Wednesday, July 13, 2016

South Korea holds rate, sees improving consumption

    South Korea's central bank left its base rate steady at 1.25 percent but sounded more upbeat about domestic demand by saying consumption appeared to be improving in contrast to its view from last month when it said consumption had weakened.
    The Bank of Korea (BOK) surprised financial markets in June by cutting its rate by 25 basis points in what it described as a preemptive move to weather any negative impact from corporate restructuring. Last year the BOK cut its rate twice for total cuts of 50 basis points.
    The BOK added that it was closely monitoring the increase in household debt, the effects of Britain's decision to leave the European Union (EU), the changes in the monetary policy stance of major countries and corporate restructuring.
    Despite signs of improving consumption, along with a fall unemployment, the BOK said the sentiment of economic agents remained sluggish and the trend of decline in exports had continued.
    Korea's unemployment rate dropped slightly to 3.6 percent in June from 3.7 percent in May, continuing the decline from 4.1 percent in February.
    "The Board forecasts that the domestic economy will sustain its trend of modest growth going forward," the BOK said, adding this was mainly due to the expansionary government policy.
    In contrast to June, when the BOK said the downside risks to growth had "expanded", the BOK said today that uncertainties surrounding the growth path were "high" due to international and domestic conditions.
    In its Economic Outlook from April, the BOK forecast 2016 average growth of 2.8 percent, up from 2015's 2.6 percent, and 3.0 percent for 2017. Exports were seen rising 0.8 percent this year, up from 0.5 percent last year, and then by 2.7 percent in 2017.
   Korea's economy expanded by an annual rate of 2.8 percent in the first quarter of this year, down from 3.1 percent in the fourth quarter of last year.
    South Korea's inflation rate was steady at 0.8 percent in June but the BOK appeared to upgrade its view of inflation, saying it will gradually rise as the effects of low oil prices diminish. Last month the BOK said inflation will continue at a low level under the influence of low oil prices.

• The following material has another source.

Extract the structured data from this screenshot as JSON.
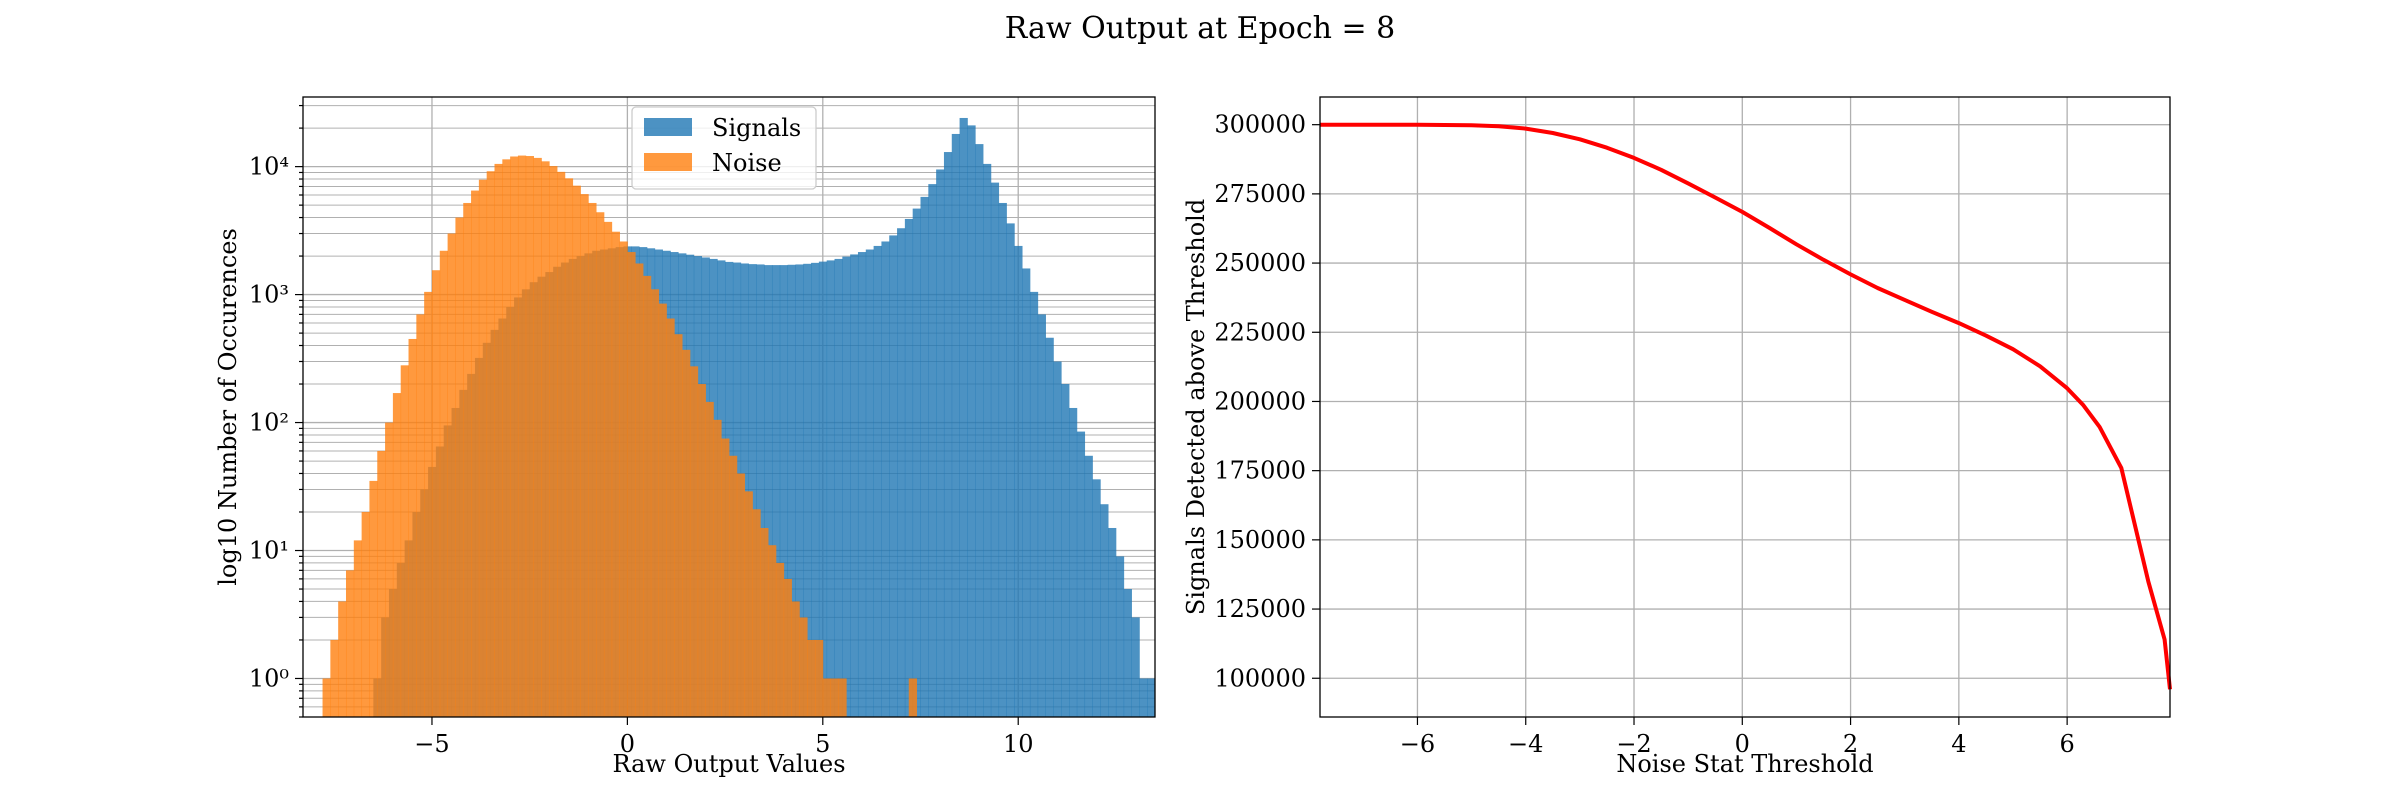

    The Bank of Korea issued the following statement:

"The Monetary Policy Board of the Bank of Korea decided today to leave the Base Rate unchanged at 1.25% for the intermeeting period.

Based on currently available information the Board considers that the trend of economic recovery in the US has been sustained and that the improvements in the euro area, although weak, have continued. The Chinese economy has meanwhile maintained its moderate growth. The Board forecasts that, while the global economy will maintain its weak recovery going forward, it will be affected by factors including uncertainties related to Britains exit from the European Union, changes in the monetary policies of major countries, and financial and economic conditions in emerging market countries.

Looking at the Korean economy, while the sentiments of economic agents have been sluggish, the trend of decline in exports has continued but domestic demand activities including consumption appear to be improving. On the employment front, as the number of persons employed has increased, the employment-to-population ratio rose and the unemployment rate fell in June compared to those in June of last year. The Board forecasts that the domestic economy will sustain its trend of modest growth going forward, owing chiefly to expansionary macroeconomic policies, but in view of economic conditions domestically and abroad judges the uncertainties surrounding the growth path to be high.

Consumer price inflation registered 0.8% in June, the same as in May, in line mainly with declines in agricultural product prices. Core inflation excluding agricultural and petroleum product prices rose slightly to 1.7%, from 1.6% in May. In the housing market, sales and leasehold deposit prices showed low rates of increase. Looking ahead the Board forecasts that consumer price inflation will remain at a low level for the time being, and then gradually rise as the effects of the low oil prices diminish.

In the domestic financial markets, stock prices and the Korean won-US dollar and Korean won-Japanese yen exchange rates fluctuated temporarily to large extents after the Brexit decision. Long-term market interest rates have fallen considerably, owing largely to declines in government bond rates in major countries. Household lending has sustained a trend of substantial increase at a level exceeding that of recent years, led by mortgage loans.

Looking ahead, the Board will conduct monetary policy so as to ensure that the recovery of economic growth continues and consumer price inflation approaches the target level over a medium-term horizon, while paying attention to financial stability. In this process it will closely monitor the trend of increase in household debt, the effects of the Brexit, any changes in the monetary policies of major countries, and the progress of corporate restructuring."